Updated: Aug 11,2017 10:16 AM

China’s quantum communications satellite, also the first one in the world, has successfully achieved three preset scientific goals ahead of time since its launch in August 2016, announced Chinese Academy of Sciences at a news conference.

With a mission named “Quantum Experiments at Space Scale” (QUESS), the satellite blasted off from the Jiuquan Satellite Launch Center in the Gobi Desert aboard a Long March 2D rocket.

The satellite is called “Mozi” in Chinese, or “Micius,” after the ancient Chinese philosopher and scientist, credited as the first person to conduct optical experiments.

The mission, initially planned to operate for two years, is completed within only one year, said Pan Jianwei, who led the research team and is an academician with the Chinese Academy of Sciences pioneering in quantum space. The results were published on the journal Nature on Aug 10.

What is quantum in simple language?

Quantum satellite is designed to establish “hack-proof” communications between parties by transmitting un-crackable keys from space to ground stations.

The first goal was accomplished in June this year when Micius sent photons, the basic quantum particles that make up light, to two ground stations that were separated by 1,200 kilometers, beating the previous record of 144 kilometers. The result was published on the journal Science.

This pioneering experiment intends to test if the spooky property of quantum entanglement can operate at long distances by sending entangled pair of photons between receivers in Delingha and Lijiang, which, if succeeded, could have huge implications for cryptography.

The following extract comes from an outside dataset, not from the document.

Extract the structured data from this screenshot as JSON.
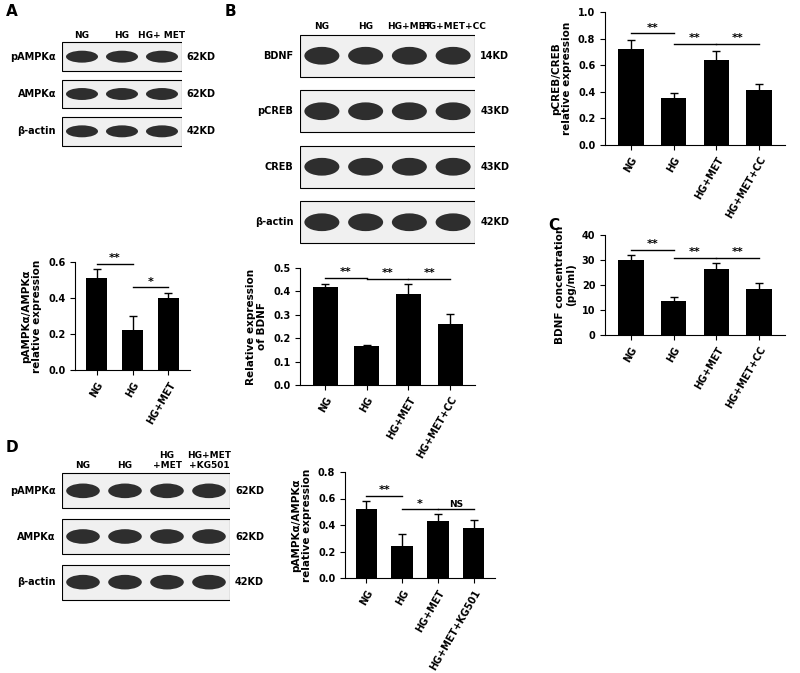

Following its first experiment, Micius also achieved a task in quantum key distribution, the exchange of cryptographic keys between two parties also via entangled photons, sent by the orbiting satellite.

The operators of the system, upon receiving the photons, would then measure them and decide an encryption key, which makes the communication between them inherently secure, because any attempt to eavesdrop would cause the quantum state of the photons to collapse.

The third task of QUESS is quantum teleportation, which is meant to test the fundamental laws of quantum mechanics at a space scale. This involves using entangled photons alongside information transmitted by more conventional means to reconstruct the quantum state in a new location.

Specifically, researchers created a pair of entangled photons, one of which was left on the ground while the other being sent to the satellite. A third photon will also be prepared to engage in new entanglement with the one on the ground.

According to quantum theory, when two photons become entangled, or a pair, on the ground, the one in space will no longer be entangled to the one on the ground, and will display properties of the second photon on the ground. This means that photon is being “transported” to space.

China plans to use its quantum satellite system to cover the planet by 2030.